L—the nurse from Dr. Abu-Rustum’s office called last night, bless her heart. She seemed a little more concerned this time about my malaise, although by last night I was, indeed, feeling much better. She asked about my temp. I told her I took it, only because G was trying to fake out of school sick and I had the thermometer out to check his temp, and mine was actually normal – 98.6F on the nose. Additionally, the wound had dried up, no further drainage, and the wound edges, although still red, are just kind of pouting, granulating, perhaps not perfectly apposed, perhaps hypertrophying and forming a keloid, as L suggests. Regardless of this cosmetic issue, the depths of the wound feel fine. A little “Healing ridge” around it, not too tender, except when I sneeze, no further pain with urination, in fact, not much pain at all. OK a little wave of excruciation just before a BM in the morning, which have been showing up just fine each morning since I stopped taking Percocet!

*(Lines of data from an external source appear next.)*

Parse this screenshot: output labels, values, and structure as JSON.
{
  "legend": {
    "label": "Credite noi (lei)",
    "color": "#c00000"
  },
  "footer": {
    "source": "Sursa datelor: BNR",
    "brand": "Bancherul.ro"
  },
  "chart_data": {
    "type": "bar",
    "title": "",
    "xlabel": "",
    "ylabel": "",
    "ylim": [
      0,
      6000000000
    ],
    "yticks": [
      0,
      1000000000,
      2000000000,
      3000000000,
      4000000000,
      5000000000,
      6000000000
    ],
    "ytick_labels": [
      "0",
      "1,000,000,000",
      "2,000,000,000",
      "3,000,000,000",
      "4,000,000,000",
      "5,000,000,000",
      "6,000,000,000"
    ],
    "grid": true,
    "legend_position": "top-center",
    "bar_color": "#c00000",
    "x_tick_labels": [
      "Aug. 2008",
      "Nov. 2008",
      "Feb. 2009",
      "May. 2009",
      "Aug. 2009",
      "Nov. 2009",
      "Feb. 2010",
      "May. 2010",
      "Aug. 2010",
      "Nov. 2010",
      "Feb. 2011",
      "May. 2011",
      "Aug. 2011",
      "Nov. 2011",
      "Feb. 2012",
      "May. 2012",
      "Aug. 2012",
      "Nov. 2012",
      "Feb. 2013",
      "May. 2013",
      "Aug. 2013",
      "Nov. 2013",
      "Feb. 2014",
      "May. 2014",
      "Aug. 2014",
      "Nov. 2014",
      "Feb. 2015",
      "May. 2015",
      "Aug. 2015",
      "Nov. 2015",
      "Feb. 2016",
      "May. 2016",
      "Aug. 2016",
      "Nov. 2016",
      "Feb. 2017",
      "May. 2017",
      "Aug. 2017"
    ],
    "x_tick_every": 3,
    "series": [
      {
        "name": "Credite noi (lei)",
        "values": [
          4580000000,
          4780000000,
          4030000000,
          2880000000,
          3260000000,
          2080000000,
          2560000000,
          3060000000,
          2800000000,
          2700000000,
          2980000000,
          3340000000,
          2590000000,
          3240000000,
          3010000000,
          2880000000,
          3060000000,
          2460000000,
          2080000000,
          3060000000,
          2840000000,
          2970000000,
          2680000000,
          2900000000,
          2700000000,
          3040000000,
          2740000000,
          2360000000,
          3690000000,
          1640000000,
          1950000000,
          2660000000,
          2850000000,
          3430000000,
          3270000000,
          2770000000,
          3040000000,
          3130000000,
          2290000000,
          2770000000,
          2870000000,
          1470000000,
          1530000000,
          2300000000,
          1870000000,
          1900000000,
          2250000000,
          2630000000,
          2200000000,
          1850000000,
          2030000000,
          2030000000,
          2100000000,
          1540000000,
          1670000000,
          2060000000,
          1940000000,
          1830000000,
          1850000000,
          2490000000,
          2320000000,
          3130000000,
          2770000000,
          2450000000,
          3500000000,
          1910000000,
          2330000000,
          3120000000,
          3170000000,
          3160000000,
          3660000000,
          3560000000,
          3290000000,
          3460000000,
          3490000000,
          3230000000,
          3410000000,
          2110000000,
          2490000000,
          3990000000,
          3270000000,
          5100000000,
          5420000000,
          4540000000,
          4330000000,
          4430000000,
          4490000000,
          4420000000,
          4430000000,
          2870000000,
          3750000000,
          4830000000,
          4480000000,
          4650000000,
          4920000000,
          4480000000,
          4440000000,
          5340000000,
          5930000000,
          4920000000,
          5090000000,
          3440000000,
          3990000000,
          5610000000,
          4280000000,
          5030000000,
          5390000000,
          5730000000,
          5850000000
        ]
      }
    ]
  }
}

There’s another raw edge, no doubt, that I don’t have access to as yet, and won’t for another month (J’s counting, I think). The top of the vaginal “cuff” that gets sewn or stapled shut as they amputate the uterus, may bleed, from what Dr. Abu-Rustum said. He said it may get worse as I become more active, and may even resemble a period, but then should go away as the weeks go by. So far, a little spotting, but nothing unusual.

But speaking of periods, there’s one more raw edge, all that rough, friable endometriosis that’s splattered throughout my pelvis and on my ovaries. I do believe that this tissue is trying to go through the same cyclical changes in a way that my uterus used to, responding to hormones still being produced by my ovaries. So the promises that after a hysterectomy at least I wouldn’t have to worry about having my period are largely false. Since my ovaries have been preserved, good for another 10-15 years and 100,000 miles of hormones, I’ll most likely still get many of the worst parts of my period – mood swings, PMS, water-retention, bloating, abdominal, pelvic and back pains, everything but the bleeding.